Penso se encontram classificadas como aves marinhas, mas creio que não se trata de uma questão de vocação ou natureza, mas sim de circunstância. Por um azar de evolução viram-se ligadas ao mar, mas não há nelas grande convicção acerca do seu estatuto.
Mesmo em dias de bom tempo, preferem a terra e se têm de ir à água, vão antes à ria.
Há alguns anos, nos tempos em que existia muro em Berlim, lembro-me de reparar numa enorme mancha aérea de gaivotas, centenas delas, a voarem aos círculos sobre Vale Caranguejo.
Ao tempo, ali ainda era campo, e a melhor explicação que me deram para o fenómeno era a de que haveria ali uma lixeira da Câmara. A bicharada deslocava-se para lá no Inverno, disseram-me, em busca de comida mais fácil. A explicação satisfazia plenamente quem ma deu, e fazia-o porque era auto-satisfatória. O assunto era de pouco interesse, a pessoa em causa tinha profundos conhecimentos banais sobre ele, na linha de " tempestade no mar, gaivotas em terra"; sabedoria alicerçada em imagens televisivas de gaivotas em festim no meio de montanhas de trampa. A última coisa que que haveria a fazer era confrontar uma teoria tão perfeita com a sua real verificação.
Confesso que também não era para mim, felizmente, uma questão existencial. Mas fui verificando, sobretudo acidentalmente, que aquela descrição simples e até credível, falhava em pequenos pormenores. As gaivotas que se deslocariam para ali fugindo do mau tempo, na realidade estavam ali quase todas as manhãs e fins de tarde. A tal lixeira que me referiram não existia, pelo menos naquele local. As únicas instalações camarárias próximas eram o estaleiro de materiais de construção, que não eram propriamente um petisco, e a estação de tratamento de esgotos.
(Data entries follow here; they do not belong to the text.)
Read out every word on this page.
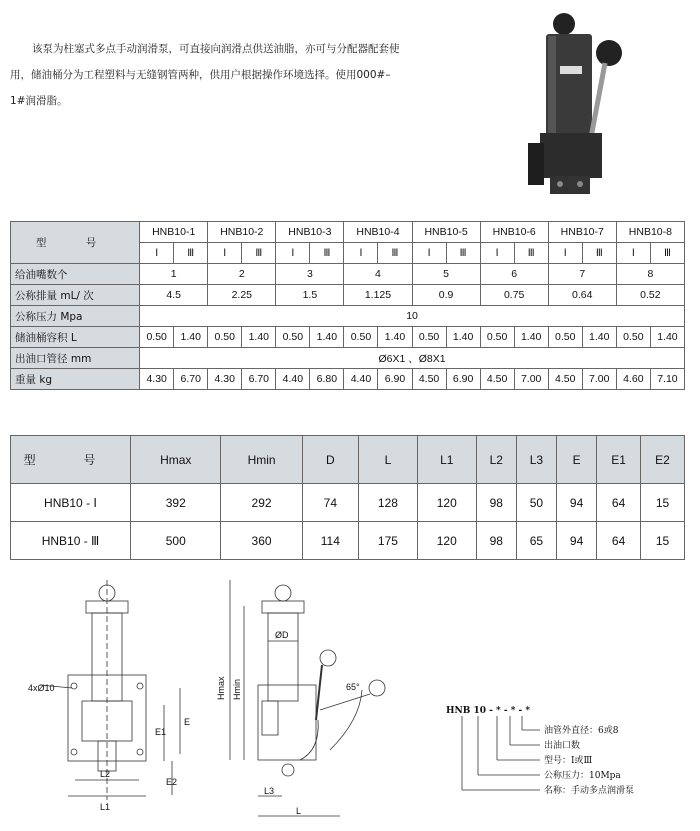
该泵为柱塞式多点手动润滑泵，可直接向润滑点供送油脂，亦可与分配器配套使

用，储油桶分为工程塑料与无缝钢管两种，供用户根据操作环境选择。使用000#–
1#润滑脂。
型 号	HNB10-1		HNB10-2		HNB10-3		HNB10-4		HNB10-5		HNB10-6		HNB10-7		HNB10-8	
	Ⅰ	Ⅲ	Ⅰ	Ⅲ	Ⅰ	Ⅲ	Ⅰ	Ⅲ	Ⅰ	Ⅲ	Ⅰ	Ⅲ	Ⅰ	Ⅲ	Ⅰ	Ⅲ
给油嘴数个	1		2		3		4		5		6		7		8	
公称排量 mL/ 次	4.5		2.25		1.5		1.125		0.9		0.75		0.64		0.52	
公称压力 Mpa	10															
储油桶容积 L	0.50	1.40	0.50	1.40	0.50	1.40	0.50	1.40	0.50	1.40	0.50	1.40	0.50	1.40	0.50	1.40
出油口管径 mm	Ø6X1 、Ø8X1															
重量 kg	4.30	6.70	4.30	6.70	4.40	6.80	4.40	6.90	4.50	6.90	4.50	7.00	4.50	7.00	4.60	7.10
型 号	Hmax	Hmin	D	L	L1	L2	L3	E	E1	E2
HNB10 - Ⅰ	392	292	74	128	120	98	50	94	64	15
HNB10 - Ⅲ	500	360	114	175	120	98	65	94	64	15
4xØ10
E1
E
E2
L2
L1
Hmax Hmin
ØD
65°
L3
L
HNB 10 - * - * - *
油管外直径：6或8
出油口数
型号：Ⅰ或Ⅲ
公称压力：10Mpa
名称：手动多点润滑泵
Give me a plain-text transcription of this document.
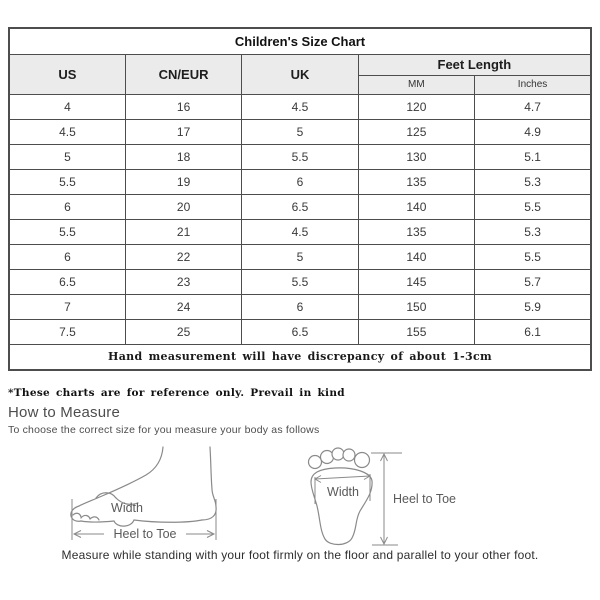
Children's Size Chart				
US	CN/EUR	UK	Feet Length	
			MM	Inches
4	16	4.5	120	4.7
4.5	17	5	125	4.9
5	18	5.5	130	5.1
5.5	19	6	135	5.3
6	20	6.5	140	5.5
5.5	21	4.5	135	5.3
6	22	5	140	5.5
6.5	23	5.5	145	5.7
7	24	6	150	5.9
7.5	25	6.5	155	6.1
Hand measurement will have discrepancy of about 1-3cm				

*These charts are for reference only. Prevail in kind

How to Measure

To choose the correct size for you measure your body as follows

Width
Heel to Toe
Width	Heel to Toe

Measure while standing with your foot firmly on the floor and parallel to your other foot.
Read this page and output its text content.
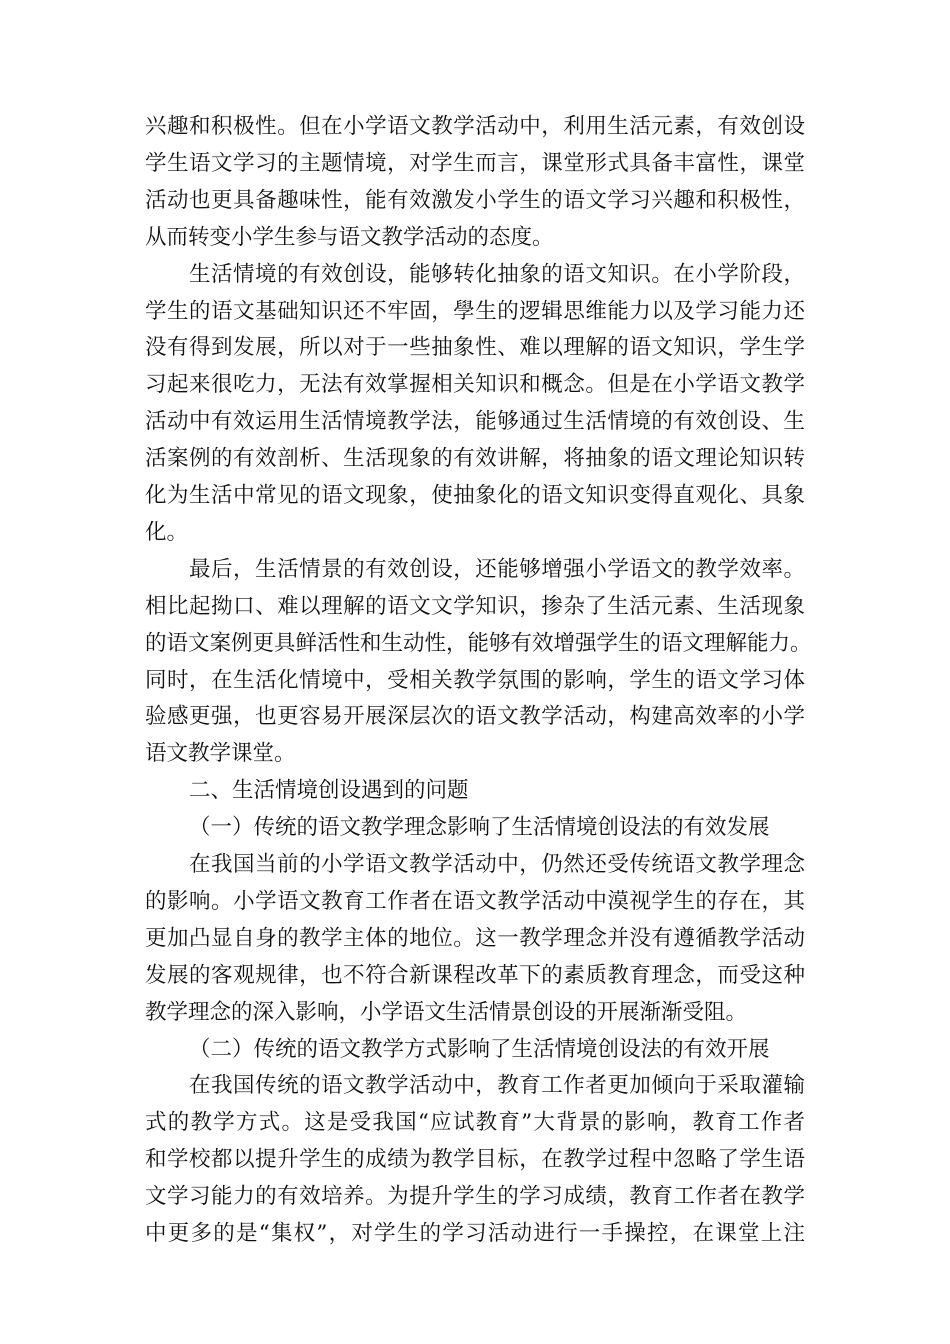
兴趣和积极性。但在小学语文教学活动中，利用生活元素，有效创设
学生语文学习的主题情境，对学生而言，课堂形式具备丰富性，课堂
活动也更具备趣味性，能有效激发小学生的语文学习兴趣和积极性，
从而转变小学生参与语文教学活动的态度。
生活情境的有效创设，能够转化抽象的语文知识。在小学阶段，
学生的语文基础知识还不牢固，學生的逻辑思维能力以及学习能力还
没有得到发展，所以对于一些抽象性、难以理解的语文知识，学生学
习起来很吃力，无法有效掌握相关知识和概念。但是在小学语文教学
活动中有效运用生活情境教学法，能够通过生活情境的有效创设、生
活案例的有效剖析、生活现象的有效讲解，将抽象的语文理论知识转
化为生活中常见的语文现象，使抽象化的语文知识变得直观化、具象
化。
最后，生活情景的有效创设，还能够增强小学语文的教学效率。
相比起拗口、难以理解的语文文学知识，掺杂了生活元素、生活现象
的语文案例更具鲜活性和生动性，能够有效增强学生的语文理解能力。
同时，在生活化情境中，受相关教学氛围的影响，学生的语文学习体
验感更强，也更容易开展深层次的语文教学活动，构建高效率的小学
语文教学课堂。
二、生活情境创设遇到的问题
（一）传统的语文教学理念影响了生活情境创设法的有效发展
在我国当前的小学语文教学活动中，仍然还受传统语文教学理念
的影响。小学语文教育工作者在语文教学活动中漠视学生的存在，其
更加凸显自身的教学主体的地位。这一教学理念并没有遵循教学活动
发展的客观规律，也不符合新课程改革下的素质教育理念，而受这种
教学理念的深入影响，小学语文生活情景创设的开展渐渐受阻。
（二）传统的语文教学方式影响了生活情境创设法的有效开展
在我国传统的语文教学活动中，教育工作者更加倾向于采取灌输
式的教学方式。这是受我国“应试教育”大背景的影响，教育工作者
和学校都以提升学生的成绩为教学目标，在教学过程中忽略了学生语
文学习能力的有效培养。为提升学生的学习成绩，教育工作者在教学
中更多的是“集权”，对学生的学习活动进行一手操控，在课堂上注
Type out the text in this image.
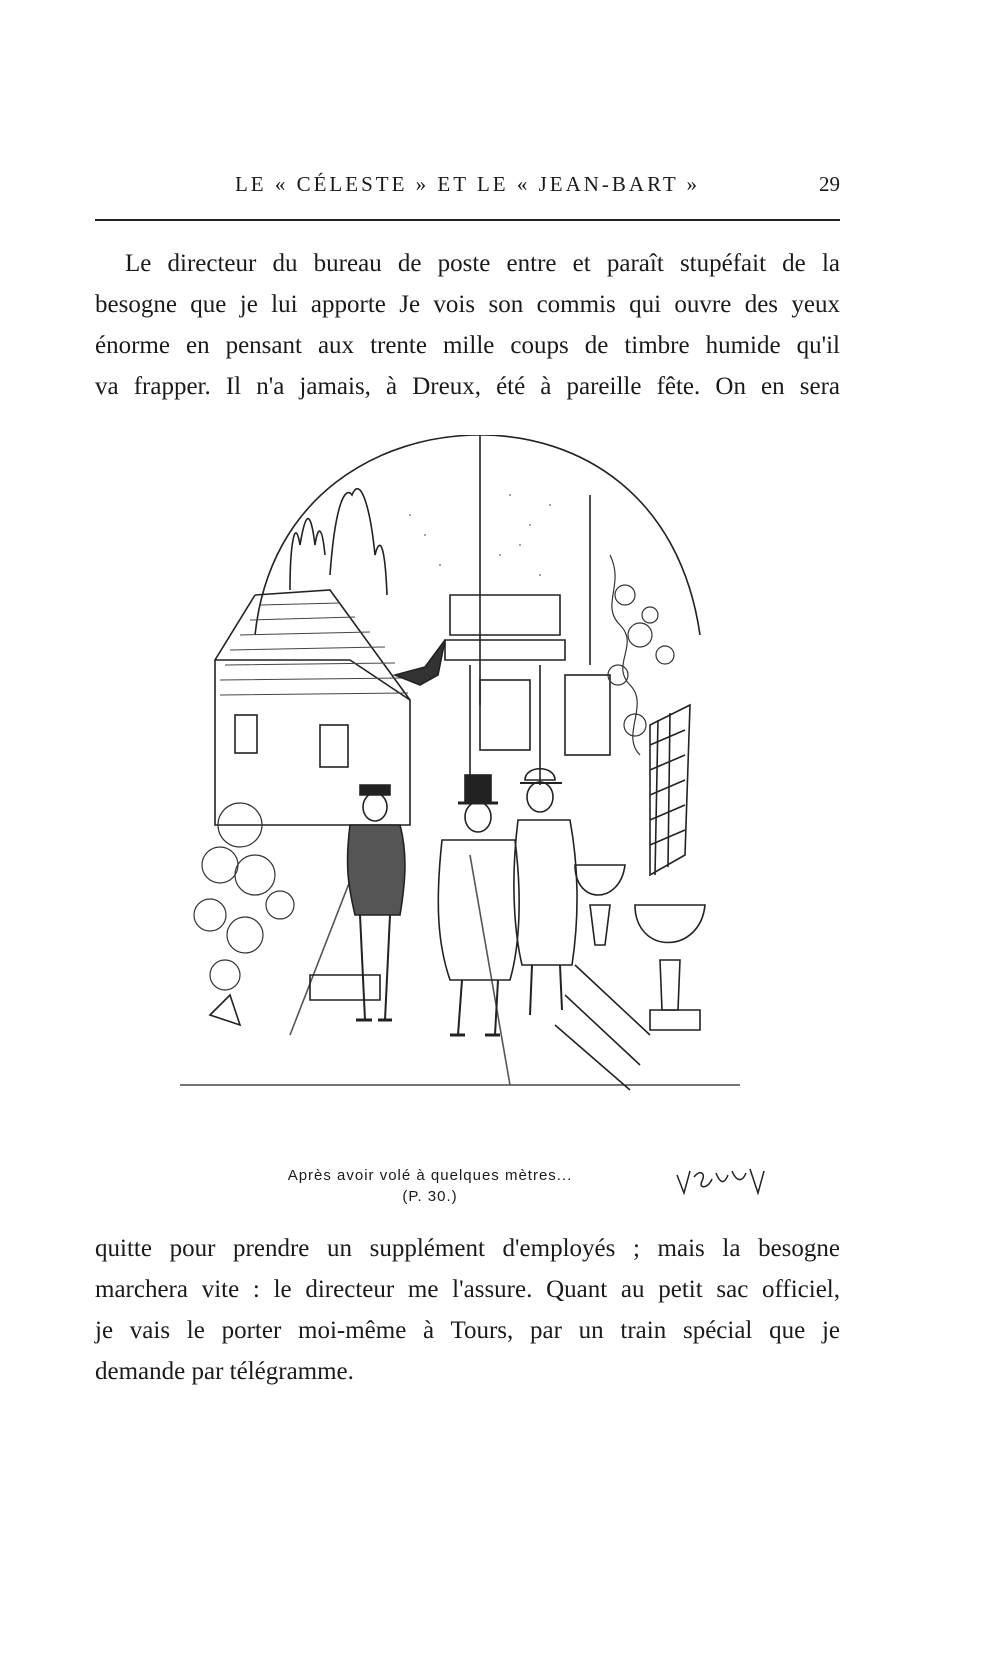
LE « CÉLESTE » ET LE « JEAN-BART »	29
Le directeur du bureau de poste entre et paraît stupéfait de la
besogne que je lui apporte Je vois son commis qui ouvre des yeux
énorme en pensant aux trente mille coups de timbre humide qu'il
va frapper. Il n'a jamais, à Dreux, été à pareille fête. On en sera
Après avoir volé à quelques mètres...
(P. 30.)
quitte pour prendre un supplément d'employés ; mais la besogne
marchera vite : le directeur me l'assure. Quant au petit sac officiel,
je vais le porter moi-même à Tours, par un train spécial que je
demande par télégramme.
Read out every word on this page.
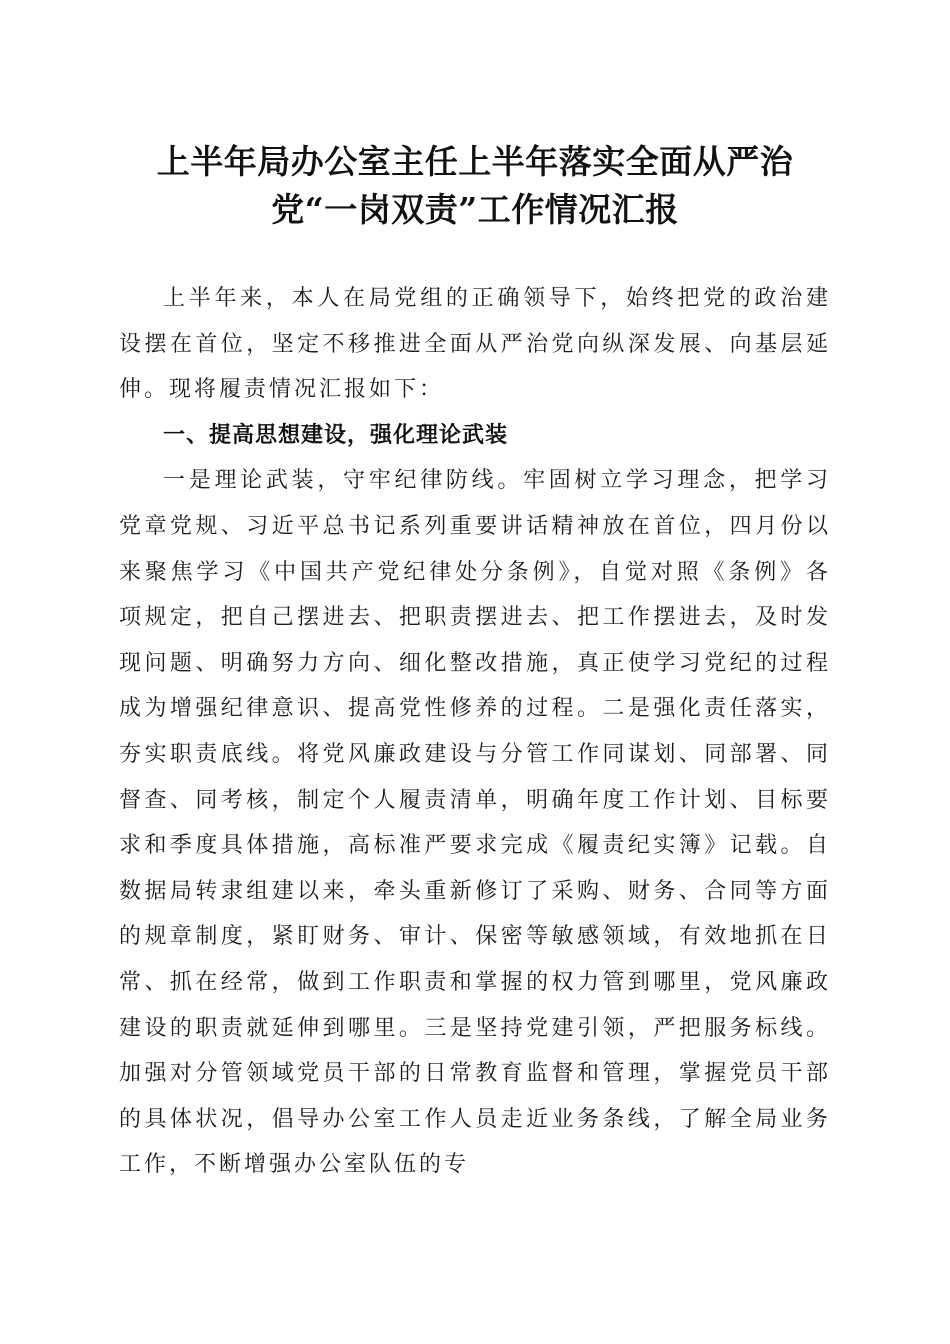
上半年局办公室主任上半年落实全面从严治
党“一岗双责”工作情况汇报

上半年来，本人在局党组的正确领导下，始终把党的政治建设摆在首位，坚定不移推进全面从严治党向纵深发展、向基层延伸。现将履责情况汇报如下：

一、提高思想建设，强化理论武装

一是理论武装，守牢纪律防线。牢固树立学习理念，把学习党章党规、习近平总书记系列重要讲话精神放在首位，四月份以来聚焦学习《中国共产党纪律处分条例》，自觉对照《条例》各项规定，把自己摆进去、把职责摆进去、把工作摆进去，及时发现问题、明确努力方向、细化整改措施，真正使学习党纪的过程成为增强纪律意识、提高党性修养的过程。二是强化责任落实，夯实职责底线。将党风廉政建设与分管工作同谋划、同部署、同督查、同考核，制定个人履责清单，明确年度工作计划、目标要求和季度具体措施，高标准严要求完成《履责纪实簿》记载。自数据局转隶组建以来，牵头重新修订了采购、财务、合同等方面的规章制度，紧盯财务、审计、保密等敏感领域，有效地抓在日常、抓在经常，做到工作职责和掌握的权力管到哪里，党风廉政建设的职责就延伸到哪里。三是坚持党建引领，严把服务标线。加强对分管领域党员干部的日常教育监督和管理，掌握党员干部的具体状况，倡导办公室工作人员走近业务条线，了解全局业务工作，不断增强办公室队伍的专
Esta última, mesmo para as gaivotas, também não seria um pronto-a-comer.
Vale Caranguejo era a primeira linha de terrenos agrícolas junto a uma extensão de salinas e sapal que os separava do mar e das ilhas barreira. Perante constatações destas, levantou-se outra explicação que seria a de que, à semelhança das garças, as gaivotas seguiam os tractores, banqueteando-se com os vermes expostos pela terra arada. E vi-as por vezes, de facto, pousadas na terra barrenta da zona. Parecia uma ordem aceitável das coisas.
A área foi entretanto engolida pela cidade. Foram construidas urbanizações, foi renovada a estrada, e implantada uma nova e maior rotunda. Há lá um jardim e construiram o enorme centro comercial que inunda de trânsito a zona, ao fim-de-semana.
Há dias reparei que as gaivotas ainda lá estão, em bandos matinais e em versão vespertina, guinchando, voando em círculos, juntando-se e afastando-se.
Hoje prefiro acreditar que são simplesmente criaturas de hábitos. Aves marinhas por contrariedade, escolheram como espaço para devaneios a primeira franja de terra independente do mar. Marcaram a sua posição e por lá se têm mantido, substituindo os poisos anteriores pelos postes de iluminação e pela cobertura do centro comercial. Talvez não haja explicações melhores. Não se alimentam, não nidificam, não acasalam, não fogem de tempestades. Estão ali porque estão! Acostumaram-se.